By Anne Graham
For me, working in Edinburgh these past seven years has brought more than its fair share of lifestyle benefits —not least when it comes to eating out.
It’s hard to go wrong. Residents, visitors and workers in Scotland’s capital are truly spoilt for choice. Every taste is catered for and you don’t have to have deep pockets — even in central areas — if you shop around. I’ve lost count of my personal tally, but I know I’ve got more than 50 restaurants in walking distance of Princes Street under my belt to date, with few disappointments.
If it’s bright lights, bustle and buzz that you’re after you’ll likely head for St Andrews Square with its big foodie names such as Dishoom, Bread Street by Gordon Ramsay and The Ivy.
But wander away down the side streets and in minutes you’ll find more discreet gems. One of the first places I tried in the early days of my odyssey — and the one I return to again and again — is Cafe St Honoré. Tucked away on a wee alley off Thistle Street, it looks for all the world as if it’s been dropped in from Paris, like a bistro from arty Montmartre.
The music, the informal layout, the tobacco-coloured walls, even the street sign outside all have the feel of France. The waiting staff are dressed the part (immaculately) and are consistently friendly, knowledgeable, professional and charming. To me that’s a big deal – and by no means ubiquitous.
The wine list is international, extensive and impressive (ranging from the affordable to realms way beyond my budget). They even do a mean Kir Royale. So far, so French. But the food is Scotland through and through.

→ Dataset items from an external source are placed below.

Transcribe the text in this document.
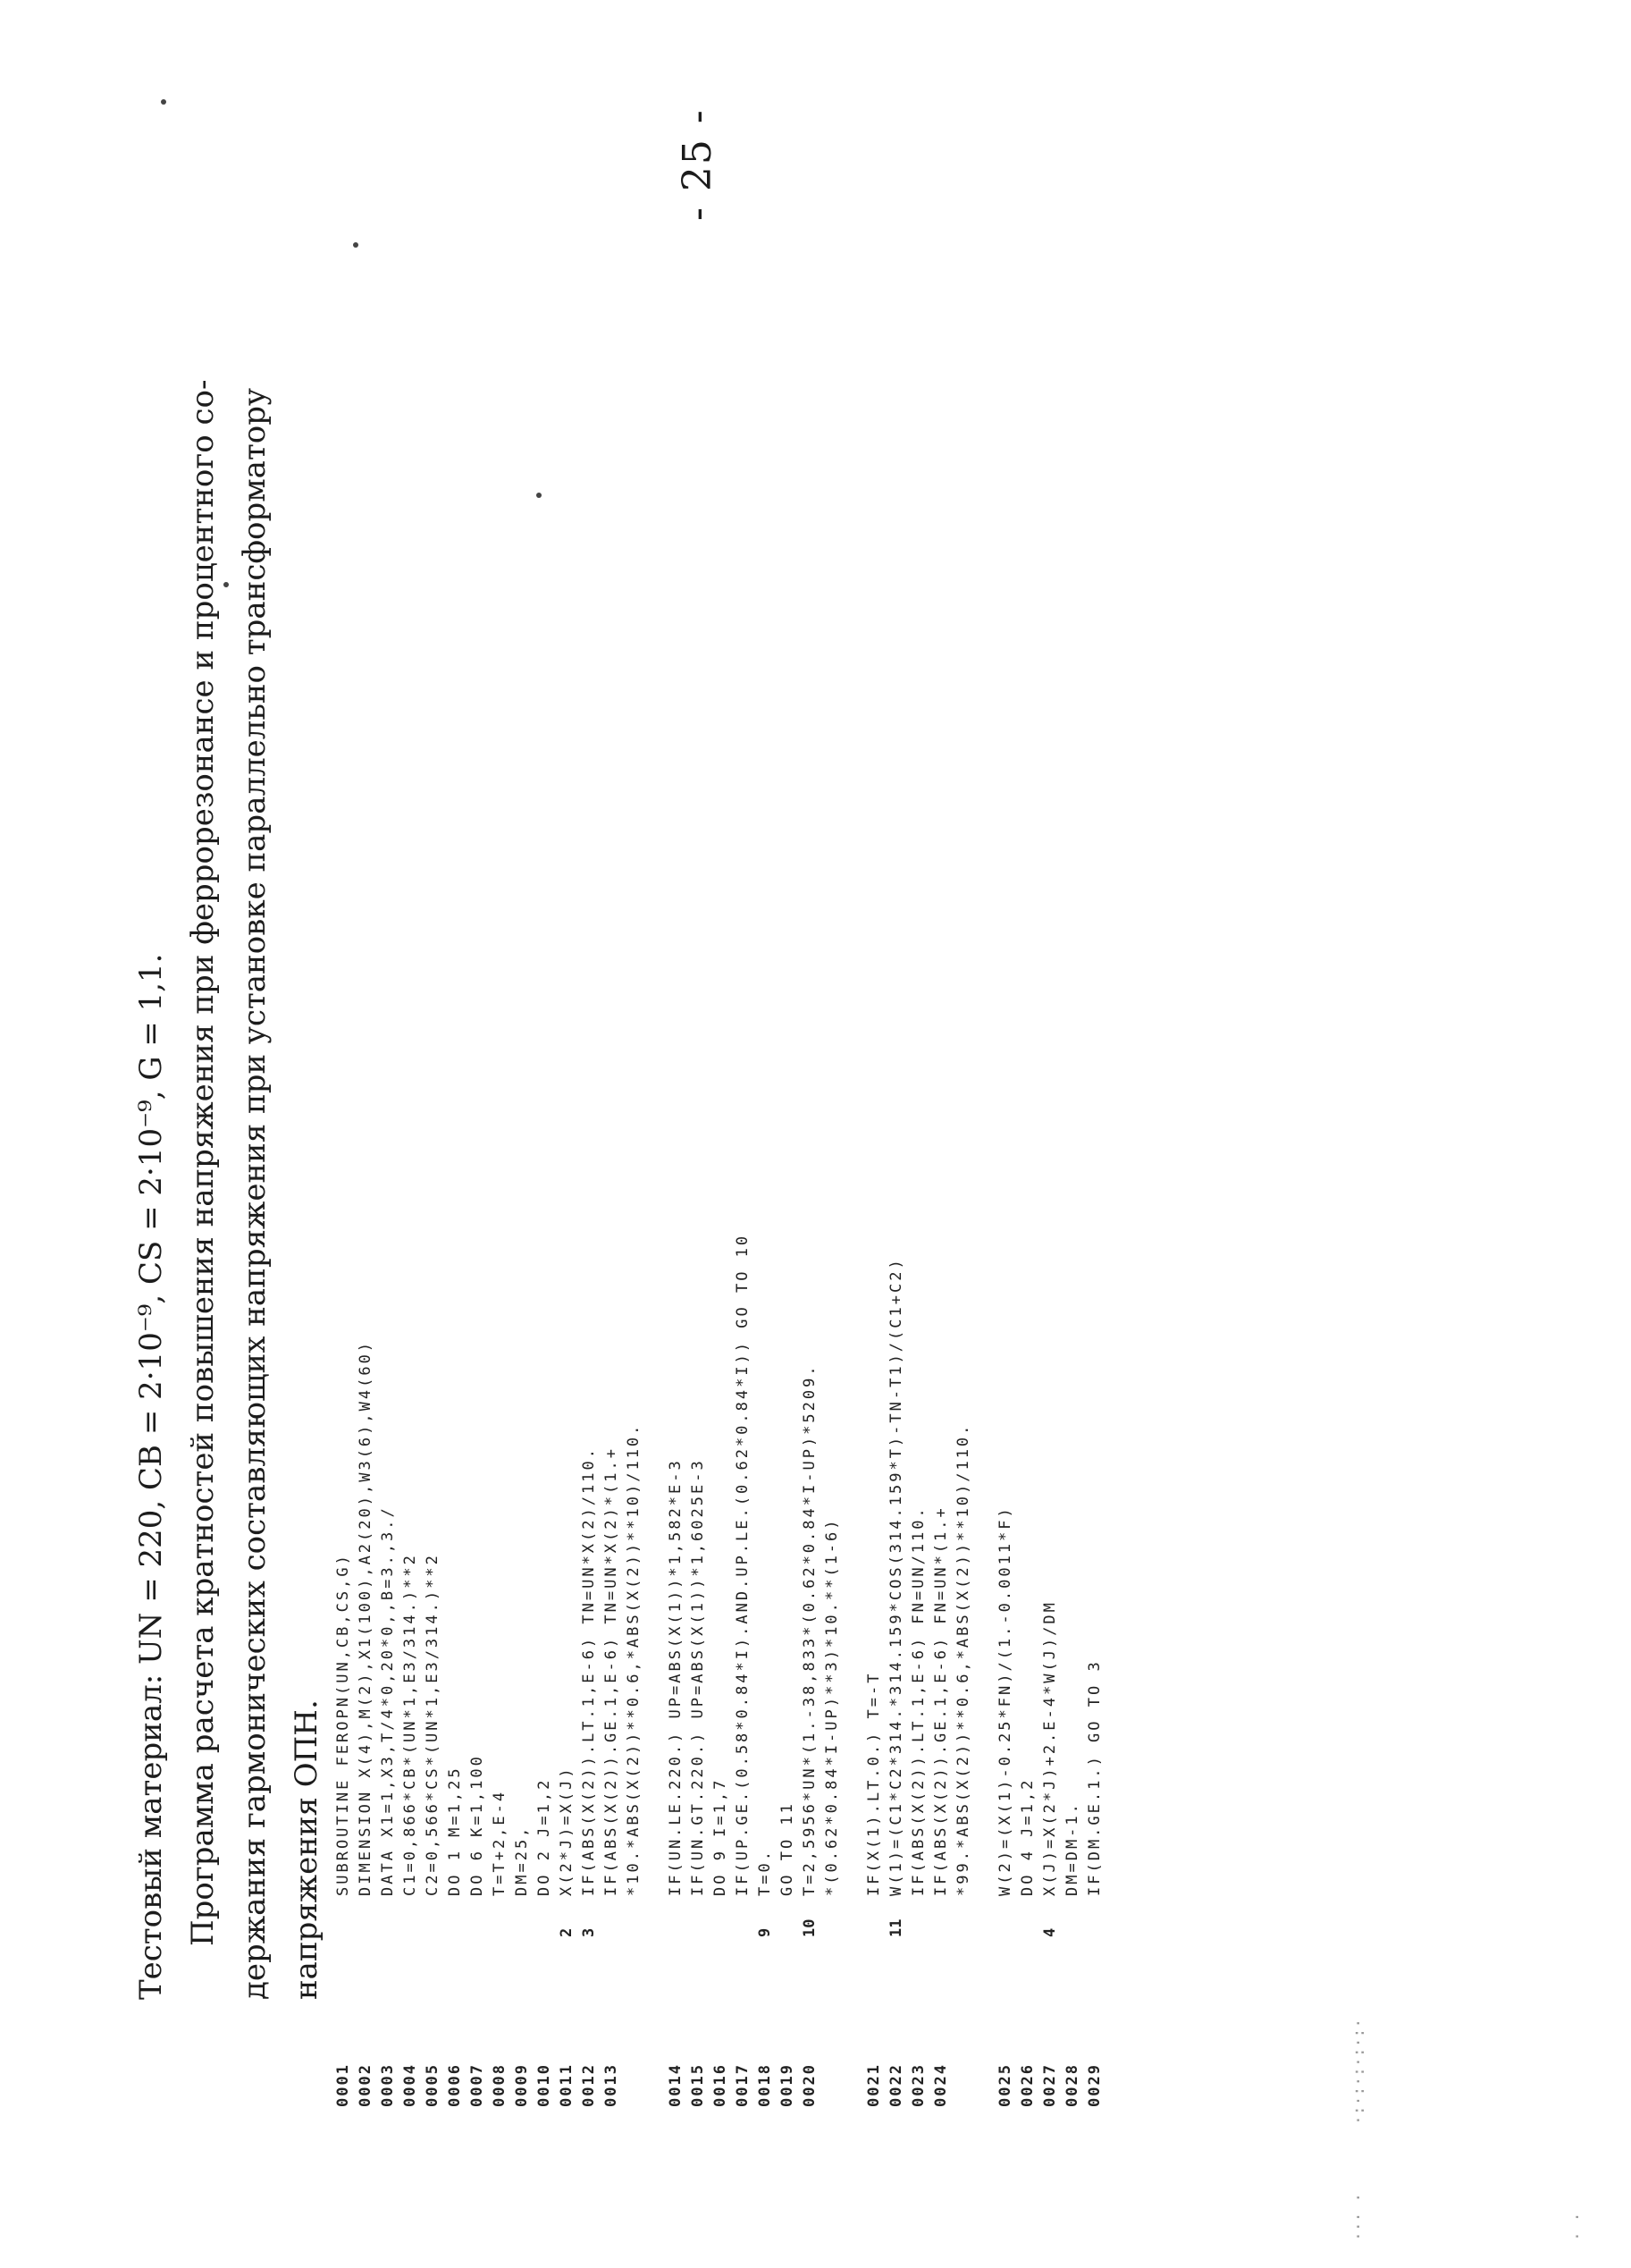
- 25 -

Тестовый материал: UN = 220, CB = 2·10⁻⁹, CS = 2·10⁻⁹, G = 1,1. Программа расчета кратностей повышения напряжения при феррорезонансе и процентного со- держания гармонических составляющих напряжения при установке параллельно трансформатору напряжения ОПН.

0001
SUBROUTINE FEROPN(UN,CB,CS,G)
0002
DIMENSION X(4),M(2),X1(100),A2(20),W3(6),W4(60)
0003
DATA X1=1,X3,T/4*0,20*0,,B=3.,3./
0004
C1=0,866*CB*(UN*1,E3/314.)**2
0005
C2=0,566*CS*(UN*1,E3/314.)**2
0006
DO 1 M=1,25
0007
DO 6 K=1,100
0008
T=T+2,E-4
0009
DM=25,
0010
DO 2 J=1,2
0011
2
X(2*J)=X(J)
0012
3
IF(ABS(X(2)).LT.1,E-6) TN=UN*X(2)/110.
0013
IF(ABS(X(2)).GE.1,E-6) TN=UN*X(2)*(1.+ *10.*ABS(X(2))**0.6,*ABS(X(2))**10)/110.
0014
IF(UN.LE.220.) UP=ABS(X(1))*1,582*E-3
0015
IF(UN.GT.220.) UP=ABS(X(1))*1,6025E-3
0016
DO 9 I=1,7
0017
IF(UP.GE.(0.58*0.84*I).AND.UP.LE.(0.62*0.84*I)) GO TO 10
0018
9
T=0.
0019
GO TO 11
0020
10
T=2,5956*UN*(1.-38,833*(0.62*0.84*I-UP)*5209. *(0.62*0.84*I-UP)**3)*10.**(1-6)
0021
IF(X(1).LT.0.) T=-T
0022
11
W(1)=(C1*C2*314.*314.159*COS(314.159*T)-TN-T1)/(C1+C2)
0023
IF(ABS(X(2)).LT.1,E-6) FN=UN/110.
0024
IF(ABS(X(2)).GE.1,E-6) FN=UN*(1.+ *99.*ABS(X(2))**0.6,*ABS(X(2))**10)/110.
0025
W(2)=(X(1)-0.25*FN)/(1.-0.0011*F)
0026
DO 4 J=1,2
0027
4
X(J)=X(2*J)+2.E-4*W(J)/DM
0028
DM=DM-1.
0029
IF(DM.GE.1.) GO TO 3
· ·
·:·:·:·:·:·
··· ·
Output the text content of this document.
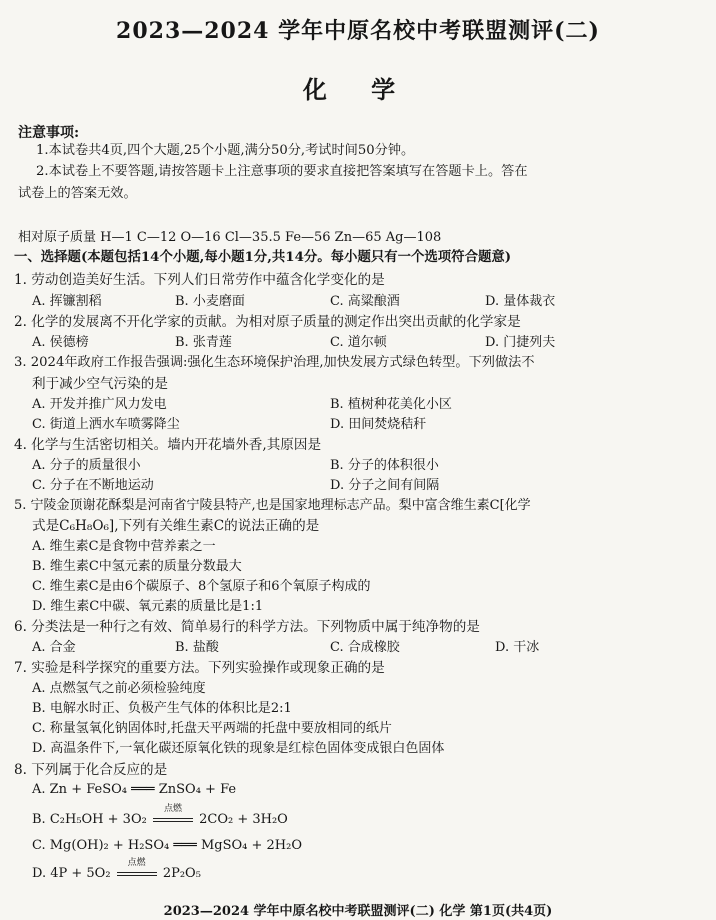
2023—2024 学年中原名校中考联盟测评(二)
化 学
注意事项:
1.本试卷共4页,四个大题,25个小题,满分50分,考试时间50分钟。
2.本试卷上不要答题,请按答题卡上注意事项的要求直接把答案填写在答题卡上。答在
试卷上的答案无效。
相对原子质量 H—1 C—12 O—16 Cl—35.5 Fe—56 Zn—65 Ag—108
一、选择题(本题包括14个小题,每小题1分,共14分。每小题只有一个选项符合题意)
1. 劳动创造美好生活。下列人们日常劳作中蕴含化学变化的是
A. 挥镰割稻	B. 小麦磨面	C. 高粱酿酒	D. 量体裁衣
2. 化学的发展离不开化学家的贡献。为相对原子质量的测定作出突出贡献的化学家是
A. 侯德榜	B. 张青莲	C. 道尔顿	D. 门捷列夫
3. 2024年政府工作报告强调:强化生态环境保护治理,加快发展方式绿色转型。下列做法不
利于减少空气污染的是
A. 开发并推广风力发电	B. 植树种花美化小区
C. 街道上洒水车喷雾降尘	D. 田间焚烧秸秆
4. 化学与生活密切相关。墙内开花墙外香,其原因是
A. 分子的质量很小	B. 分子的体积很小
C. 分子在不断地运动	D. 分子之间有间隔
5. 宁陵金顶谢花酥梨是河南省宁陵县特产,也是国家地理标志产品。梨中富含维生素C[化学
式是C₆H₈O₆],下列有关维生素C的说法正确的是
A. 维生素C是食物中营养素之一
B. 维生素C中氢元素的质量分数最大
C. 维生素C是由6个碳原子、8个氢原子和6个氧原子构成的
D. 维生素C中碳、氧元素的质量比是1:1
6. 分类法是一种行之有效、简单易行的科学方法。下列物质中属于纯净物的是
A. 合金	B. 盐酸	C. 合成橡胶	D. 干冰
7. 实验是科学探究的重要方法。下列实验操作或现象正确的是
A. 点燃氢气之前必须检验纯度
B. 电解水时正、负极产生气体的体积比是2:1
C. 称量氢氧化钠固体时,托盘天平两端的托盘中要放相同的纸片
D. 高温条件下,一氧化碳还原氧化铁的现象是红棕色固体变成银白色固体
8. 下列属于化合反应的是
A. Zn + FeSO₄ ═══ ZnSO₄ + Fe
B. C₂H₅OH + 3O₂
点燃
2CO₂ + 3H₂O
C. Mg(OH)₂ + H₂SO₄ ═══ MgSO₄ + 2H₂O
D. 4P + 5O₂
点燃
2P₂O₅
2023—2024 学年中原名校中考联盟测评(二) 化学 第1页(共4页)
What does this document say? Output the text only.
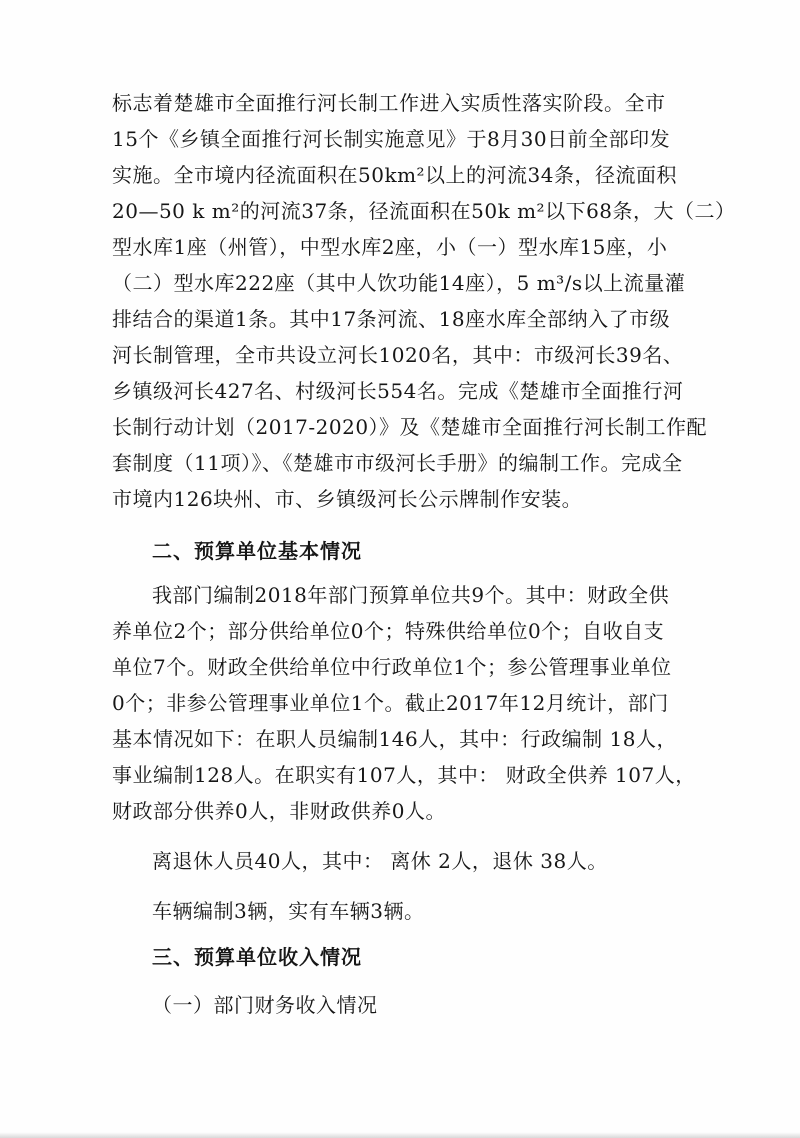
标志着楚雄市全面推行河长制工作进入实质性落实阶段。全市
15个《乡镇全面推行河长制实施意见》于8月30日前全部印发
实施。全市境内径流面积在50km²以上的河流34条，径流面积
20—50 k m²的河流37条，径流面积在50k m²以下68条，大（二）
型水库1座（州管），中型水库2座，小（一）型水库15座，小
（二）型水库222座（其中人饮功能14座），5 m³/s以上流量灌
排结合的渠道1条。其中17条河流、18座水库全部纳入了市级
河长制管理，全市共设立河长1020名，其中：市级河长39名、
乡镇级河长427名、村级河长554名。完成《楚雄市全面推行河
长制行动计划（2017-2020）》及《楚雄市全面推行河长制工作配
套制度（11项）》、《楚雄市市级河长手册》的编制工作。完成全
市境内126块州、市、乡镇级河长公示牌制作安装。
二、预算单位基本情况
我部门编制2018年部门预算单位共9个。其中：财政全供
养单位2个；部分供给单位0个；特殊供给单位0个；自收自支
单位7个。财政全供给单位中行政单位1个；参公管理事业单位
0个；非参公管理事业单位1个。截止2017年12月统计，部门
基本情况如下：在职人员编制146人，其中：行政编制 18人，
事业编制128人。在职实有107人，其中： 财政全供养 107人，
财政部分供养0人，非财政供养0人。
离退休人员40人，其中： 离休 2人，退休 38人。
车辆编制3辆，实有车辆3辆。
三、预算单位收入情况
（一）部门财务收入情况
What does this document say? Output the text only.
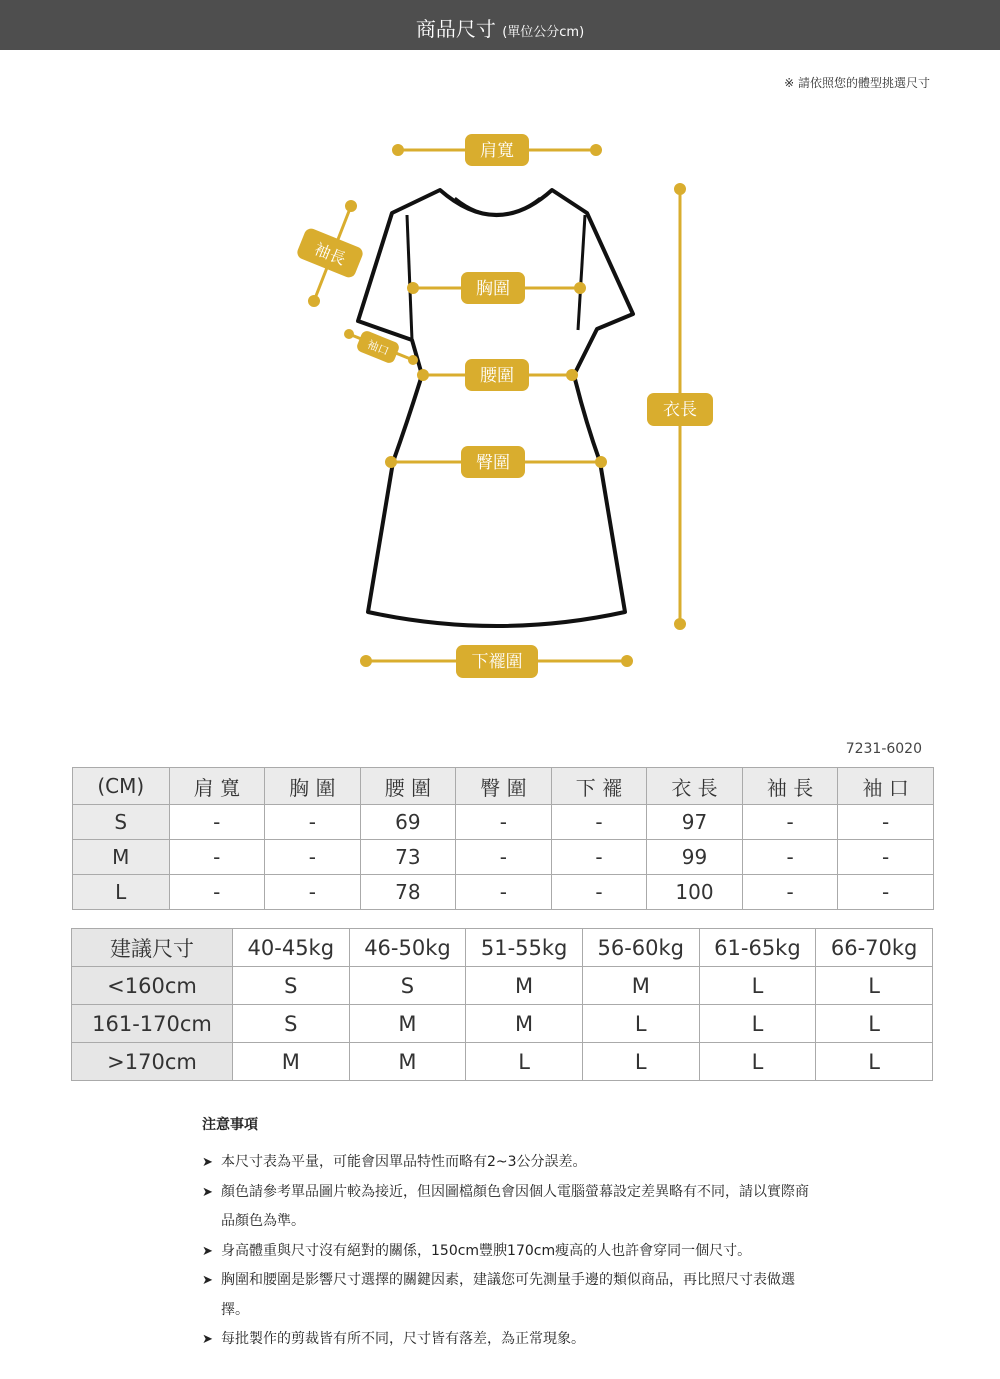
商品尺寸 (單位公分cm)
※ 請依照您的體型挑選尺寸
肩寬
胸圍
腰圍
臀圍
下襬圍
衣長
袖長
袖口
7231-6020
(CM)	肩 寬	胸 圍	腰 圍	臀 圍	下 襬	衣 長	袖 長	袖 口
S	-	-	69	-	-	97	-	-
M	-	-	73	-	-	99	-	-
L	-	-	78	-	-	100	-	-
建議尺寸	40-45kg	46-50kg	51-55kg	56-60kg	61-65kg	66-70kg
<160cm	S	S	M	M	L	L
161-170cm	S	M	M	L	L	L
>170cm	M	M	L	L	L	L
注意事項
➤ 本尺寸表為平量，可能會因單品特性而略有2~3公分誤差。
➤ 顏色請參考單品圖片較為接近，但因圖檔顏色會因個人電腦螢幕設定差異略有不同，請以實際商品顏色為準。
➤ 身高體重與尺寸沒有絕對的關係，150cm豐腴170cm瘦高的人也許會穿同一個尺寸。
➤ 胸圍和腰圍是影響尺寸選擇的關鍵因素，建議您可先測量手邊的類似商品，再比照尺寸表做選擇。
➤ 每批製作的剪裁皆有所不同，尺寸皆有落差，為正常現象。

Cafe St Honoré has been at the forefront of local sourcing for many years, long before it was a ‘thing’. Suppliers and provenance are name-checked in the menu (which changes daily) and their quality is undeniable. Look out for products such as Katy Rodger’s Crowdie, Stornoway black pudding, Borders pheasant, Peelham Farm organic chorizo and East Coast smoked haddock.
The cooking by chef/owner Neil Forbes is clean, consistent, faultless — and the results are always delicious.
He says: “When I set up 15 years ago I wanted the food to be as local as possible, using small suppliers. They’re wonderful folk. Scotland has a good climate for many things — lots of rain, so good grass which is great for beef, lamb and mutton. The breeds are important too.
“I don’t have a favourite dish as such but I love shellfish like hand-dived scallops or lobster which I like to do in a ravioli. And I love cheese: I eat so much of it I think I’m 90 per cent cheese! At home I cook simply. It’s always been roast chicken and roast potatoes with the family on a Sunday, sitting down round the table with the windows all steamed up.”
Neil —who has long been a figurehead in the sustainability drive — was one of the first to recycle food waste and packaging, turning what little isn’t used into a heat source via anaerobic digestion — or veg for his guinea pigs at home.
And who wouldn’t want to savour every scrap?
The menus are short —usually three starters, four mains and three afters —for around £55-£60 a head alongside a Cafe Classics option. There’s usually a special or two not on the menu, sometimes a steak, always quality. Neil’s tip: “Don’t leave the beef fat on the side of the plate —it’s packed with Omega 3.”
You’re in good hands at Cafe St Honoré, from the kitchen through to front-of-house. Some places are just addictive, and when you find the right one you’re hooked. Still craving after all these years.